Here an interesting thing to immediately note is that although H5N1 first appeared in 1997, there was only one patent application matching the search until 2006. There is recent dramatic growth in H5N1-related claims. In 2006 there were five claims, followed by eleven in 2007, and seven in 2008 to date. US and EU companies account for nearly all applications (see below).

The third search broadens the horizon beyond vaccines. It includes vaccines, medicines, diagnostics, genes, and pieces thereof wherein the term H5N1 appears in the claims. (Geeks: PCT Classifications A61K/P, C07H/K, C12N/Q, G01N.) Here again, there is a tremendous spike in patent claims:

The amazing thing here is that between 1983 and September 2008, 102 total matching patent applications were published, and of these applications, 83 were published after 1 Jan 2007. That is, more than 80% of the matching patent applications over the last nearly 25 years have appeared in the last 18 months.

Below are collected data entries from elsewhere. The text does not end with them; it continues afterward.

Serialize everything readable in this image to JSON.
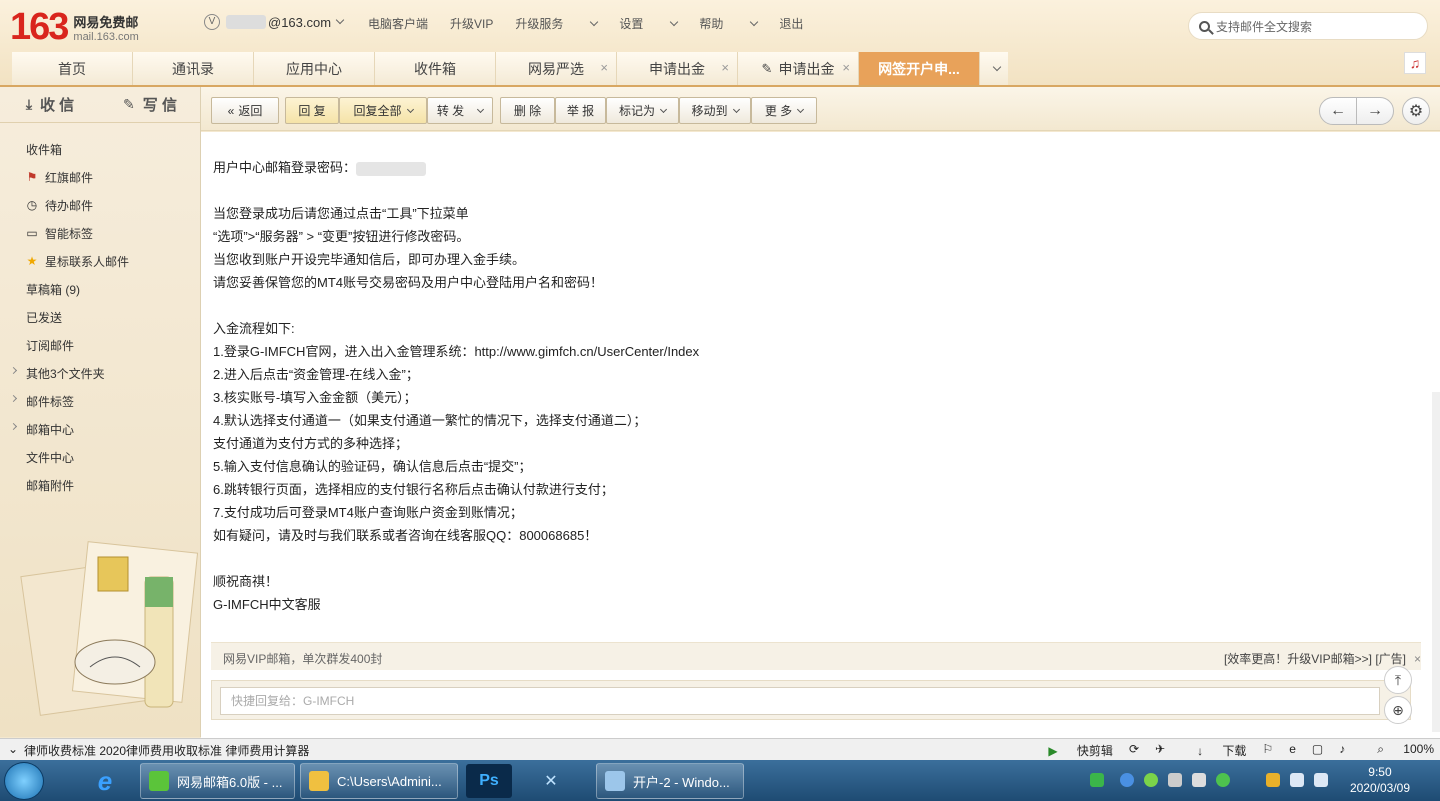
{
  "header": {
    "logo_num": "163",
    "logo_cn": "网易免费邮",
    "logo_url": "mail.163.com",
    "account_v": "V",
    "account_suffix": "@163.com",
    "nav": [
      "电脑客户端",
      "升级VIP",
      "升级服务",
      "设置",
      "帮助",
      "退出"
    ],
    "search_placeholder": "支持邮件全文搜索"
  },
  "tabs": [
    {
      "label": "首页"
    },
    {
      "label": "通讯录"
    },
    {
      "label": "应用中心"
    },
    {
      "label": "收件箱"
    },
    {
      "label": "网易严选"
    },
    {
      "label": "申请出金"
    },
    {
      "label": "申请出金"
    },
    {
      "label": "网签开户申..."
    }
  ],
  "sidebar": {
    "receive": "收 信",
    "write": "写 信",
    "folders": [
      {
        "label": "收件箱"
      },
      {
        "label": "红旗邮件"
      },
      {
        "label": "待办邮件"
      },
      {
        "label": "智能标签"
      },
      {
        "label": "星标联系人邮件"
      },
      {
        "label": "草稿箱 (9)"
      },
      {
        "label": "已发送"
      },
      {
        "label": "订阅邮件"
      },
      {
        "label": "其他3个文件夹"
      },
      {
        "label": "邮件标签"
      },
      {
        "label": "邮箱中心"
      },
      {
        "label": "文件中心"
      },
      {
        "label": "邮箱附件"
      }
    ]
  },
  "toolbar": {
    "back": "返回",
    "reply": "回 复",
    "reply_all": "回复全部",
    "forward": "转 发",
    "delete": "删 除",
    "report": "举 报",
    "mark_as": "标记为",
    "move_to": "移动到",
    "more": "更 多"
  },
  "mail": {
    "lines": [
      "用户中心邮箱登录密码：",
      "",
      "当您登录成功后请您通过点击“工具”下拉菜单",
      "“选项”>“服务器” > “变更”按钮进行修改密码。",
      "当您收到账户开设完毕通知信后，即可办理入金手续。",
      "请您妥善保管您的MT4账号交易密码及用户中心登陆用户名和密码！",
      "",
      "入金流程如下:",
      "1.登录G-IMFCH官网，进入出入金管理系统：http://www.gimfch.cn/UserCenter/Index",
      "2.进入后点击“资金管理-在线入金”；",
      "3.核实账号-填写入金金额（美元）；",
      "4.默认选择支付通道一（如果支付通道一繁忙的情况下，选择支付通道二）；",
      "支付通道为支付方式的多种选择；",
      "5.输入支付信息确认的验证码，确认信息后点击“提交”；",
      "6.跳转银行页面，选择相应的支付银行名称后点击确认付款进行支付；",
      "7.支付成功后可登录MT4账户查询账户资金到账情况；",
      "如有疑问，请及时与我们联系或者咨询在线客服QQ：800068685！",
      "",
      "顺祝商祺！",
      "G-IMFCH中文客服"
    ]
  },
  "ad": {
    "left": "网易VIP邮箱，单次群发400封",
    "right": "[效率更高！升级VIP邮箱>>] [广告]"
  },
  "reply_placeholder": "快捷回复给：G-IMFCH",
  "statusbar": {
    "left": "律师收费标准 2020律师费用收取标准 律师费用计算器",
    "clip": "快剪辑",
    "download": "下载",
    "zoom": "100%"
  },
  "taskbar": {
    "tasks": [
      "网易邮箱6.0版 - ...",
      "C:\\Users\\Admini...",
      "开户-2 - Windo..."
    ],
    "time": "9:50",
    "date": "2020/03/09"
  },
  "colors": {
    "brand_red": "#d9251d",
    "active_tab": "#e8a25a"
  }
}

And where do these patent applications come from? Hint: It's not the Indonesians that are making proprietary claims over H5N1 viruses, it's the Americans and Europeans. A whopping 53% of these patent applications originate the US, and most of the rest come from Europe. What little is left over primarily comes from Australia, Japan, and Singapore.

The results here speak for themselves. Developing countries like Indonesia are not the people trying to privatize H5N1. In fact, the real culprits of ownership claims over Bird Flu are the companies and government labs of Europe and North America.